The dot product is a way to multiply two vectors, resulting in a scalar (a single number). This is particularly useful in physics for calculating work, where we determine how much of the force vector contributes to the movement along a path. The dot product is calculated as \( \mathbf{F}(t) \cdot \mathbf{r}'(t) \) in this problem, where \( \mathbf{F}(t) \) is the force vector evaluated at the path, and \( \mathbf{r}'(t) \) is the derivative of that path.

• The negative sign in components of a dot product indicates that force opposes the direction of movement in some parts of its trajectory.
• Here, the expressions get combined and simplified, giving \( 2t^{3/2} - \frac{t^{1/2}}{2} + 9te^{-t} \), which reflects the scalar projection of force along the path.

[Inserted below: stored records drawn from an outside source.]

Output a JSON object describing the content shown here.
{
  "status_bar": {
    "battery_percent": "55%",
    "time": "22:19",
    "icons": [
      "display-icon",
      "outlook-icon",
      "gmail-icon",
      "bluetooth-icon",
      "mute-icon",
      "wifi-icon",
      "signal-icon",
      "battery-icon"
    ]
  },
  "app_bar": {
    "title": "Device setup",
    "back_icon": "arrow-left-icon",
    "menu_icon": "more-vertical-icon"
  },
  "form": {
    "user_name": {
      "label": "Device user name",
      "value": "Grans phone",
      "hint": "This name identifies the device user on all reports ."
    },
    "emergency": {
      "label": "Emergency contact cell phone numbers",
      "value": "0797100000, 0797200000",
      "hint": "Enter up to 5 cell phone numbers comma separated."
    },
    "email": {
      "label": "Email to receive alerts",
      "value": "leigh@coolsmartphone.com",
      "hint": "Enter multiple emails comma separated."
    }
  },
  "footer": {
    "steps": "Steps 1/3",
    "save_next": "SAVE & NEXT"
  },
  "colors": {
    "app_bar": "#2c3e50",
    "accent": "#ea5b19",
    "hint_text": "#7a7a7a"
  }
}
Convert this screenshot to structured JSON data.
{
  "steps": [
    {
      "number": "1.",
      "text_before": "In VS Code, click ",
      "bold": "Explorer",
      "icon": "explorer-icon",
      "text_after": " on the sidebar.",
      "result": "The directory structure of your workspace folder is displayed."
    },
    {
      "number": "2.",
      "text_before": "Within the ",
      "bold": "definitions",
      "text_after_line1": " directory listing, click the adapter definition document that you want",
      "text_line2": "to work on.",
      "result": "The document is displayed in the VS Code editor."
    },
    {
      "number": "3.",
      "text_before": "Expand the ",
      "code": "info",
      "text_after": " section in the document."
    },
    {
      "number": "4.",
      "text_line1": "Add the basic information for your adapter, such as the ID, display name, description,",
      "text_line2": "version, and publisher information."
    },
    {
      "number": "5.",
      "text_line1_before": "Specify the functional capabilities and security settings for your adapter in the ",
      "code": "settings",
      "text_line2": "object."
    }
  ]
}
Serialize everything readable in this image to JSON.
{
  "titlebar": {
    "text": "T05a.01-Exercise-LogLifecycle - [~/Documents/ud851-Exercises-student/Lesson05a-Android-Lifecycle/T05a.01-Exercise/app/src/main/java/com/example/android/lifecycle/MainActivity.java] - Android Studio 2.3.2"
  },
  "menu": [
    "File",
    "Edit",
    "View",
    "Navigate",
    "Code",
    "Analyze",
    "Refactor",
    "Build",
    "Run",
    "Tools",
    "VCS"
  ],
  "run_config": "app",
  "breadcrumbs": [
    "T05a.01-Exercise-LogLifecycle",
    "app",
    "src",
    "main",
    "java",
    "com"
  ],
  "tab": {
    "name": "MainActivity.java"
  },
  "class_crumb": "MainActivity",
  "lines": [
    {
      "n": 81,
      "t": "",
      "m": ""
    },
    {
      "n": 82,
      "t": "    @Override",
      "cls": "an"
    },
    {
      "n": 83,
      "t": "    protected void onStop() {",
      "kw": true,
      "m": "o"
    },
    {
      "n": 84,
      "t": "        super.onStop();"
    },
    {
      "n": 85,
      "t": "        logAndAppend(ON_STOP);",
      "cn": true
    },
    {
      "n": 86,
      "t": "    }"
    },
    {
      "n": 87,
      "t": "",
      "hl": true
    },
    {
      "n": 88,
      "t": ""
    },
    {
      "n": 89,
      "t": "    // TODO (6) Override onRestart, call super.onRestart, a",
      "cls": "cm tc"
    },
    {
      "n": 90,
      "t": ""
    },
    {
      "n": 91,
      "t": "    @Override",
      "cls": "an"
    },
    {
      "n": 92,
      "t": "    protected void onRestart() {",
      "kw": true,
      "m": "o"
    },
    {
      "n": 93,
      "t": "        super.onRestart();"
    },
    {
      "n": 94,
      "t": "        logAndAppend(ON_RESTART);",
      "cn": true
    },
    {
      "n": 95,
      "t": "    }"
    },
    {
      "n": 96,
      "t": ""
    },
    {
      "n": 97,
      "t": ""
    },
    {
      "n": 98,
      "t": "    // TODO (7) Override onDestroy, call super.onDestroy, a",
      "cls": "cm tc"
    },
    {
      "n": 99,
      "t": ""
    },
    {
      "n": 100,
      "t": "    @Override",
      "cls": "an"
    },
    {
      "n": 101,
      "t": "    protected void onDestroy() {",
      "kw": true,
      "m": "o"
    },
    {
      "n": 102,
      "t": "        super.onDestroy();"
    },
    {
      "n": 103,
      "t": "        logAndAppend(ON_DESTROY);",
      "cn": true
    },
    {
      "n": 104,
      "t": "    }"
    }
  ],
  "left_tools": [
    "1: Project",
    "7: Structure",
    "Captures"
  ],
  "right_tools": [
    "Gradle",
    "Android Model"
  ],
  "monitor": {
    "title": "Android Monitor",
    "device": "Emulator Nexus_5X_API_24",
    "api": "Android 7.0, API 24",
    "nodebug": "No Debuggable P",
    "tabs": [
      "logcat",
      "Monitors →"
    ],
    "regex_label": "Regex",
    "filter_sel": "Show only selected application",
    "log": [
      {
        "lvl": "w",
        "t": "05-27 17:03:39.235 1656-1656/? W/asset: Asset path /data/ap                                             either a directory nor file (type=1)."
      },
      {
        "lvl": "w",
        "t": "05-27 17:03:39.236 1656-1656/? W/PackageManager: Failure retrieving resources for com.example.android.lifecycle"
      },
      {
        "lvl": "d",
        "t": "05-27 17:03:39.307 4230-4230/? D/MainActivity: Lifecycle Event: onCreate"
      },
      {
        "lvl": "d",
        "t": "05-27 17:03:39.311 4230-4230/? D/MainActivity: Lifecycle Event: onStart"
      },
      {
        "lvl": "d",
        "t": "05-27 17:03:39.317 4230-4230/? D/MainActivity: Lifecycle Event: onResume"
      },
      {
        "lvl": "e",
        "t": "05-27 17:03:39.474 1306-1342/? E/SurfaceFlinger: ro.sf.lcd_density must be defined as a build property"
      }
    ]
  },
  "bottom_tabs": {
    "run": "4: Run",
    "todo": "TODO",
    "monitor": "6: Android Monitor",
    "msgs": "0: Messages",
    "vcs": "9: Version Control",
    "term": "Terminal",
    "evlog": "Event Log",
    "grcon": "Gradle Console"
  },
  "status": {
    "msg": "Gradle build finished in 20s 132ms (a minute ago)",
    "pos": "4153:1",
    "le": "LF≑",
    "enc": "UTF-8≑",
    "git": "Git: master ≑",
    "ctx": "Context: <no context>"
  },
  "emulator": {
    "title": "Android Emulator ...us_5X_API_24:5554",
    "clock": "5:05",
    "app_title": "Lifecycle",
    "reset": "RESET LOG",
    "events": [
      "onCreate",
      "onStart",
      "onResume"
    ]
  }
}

This dot product is then used in the integral to find out how much work is done by the force.

A definite integral calculates the accumulation of quantities, such as area under a curve. In the context of physics, it's perfect for finding total work done, which is the integral of force over a distance/path. With the dot product \( \mathbf{F} \cdot \mathbf{r}' \) calculated, the definite integral \( \int_{1}^{4} (2t^{3/2} - \frac{t^{1/2}}{2} + 9te^{-t}) \, dt \) is used to sum up all of the little pieces of work done as the force moves the object from \( t=1 \) to \( t=4 \).

This gives us the total work done over this section of the path. You'll often use a computer algebra system (CAS) to compute definite integrals involving complex functions, which simplifies tedious calculations into easy results.

Path parameterization involves representing a path or curve using parameters, often denoted as \( t \), which can be thought of as a type of coordinate that traces the path as it varies. In our exercise, the path is parameterized by \( \mathbf{r}(t) = -t \mathbf{i} + \sqrt{t} \mathbf{j} + 3t \mathbf{k} \).

This means at every point along the path, its position is defined in terms of \( t \). When \( t \) increases, it changes the x, y, and z coordinates in the i, j, and k directions according to the path's equations.

• This simplification makes it easier to handle vector calculus on curves and paths by converting spatial problems into parameter problems.
• It translates the physical trajectory into mathematical equations which can then be used to analyze physical phenomena like work done by forces.

Through parameterization, operations such as integration and differentiation become more straightforward, allowing problem-solving to occur in a manageable framework.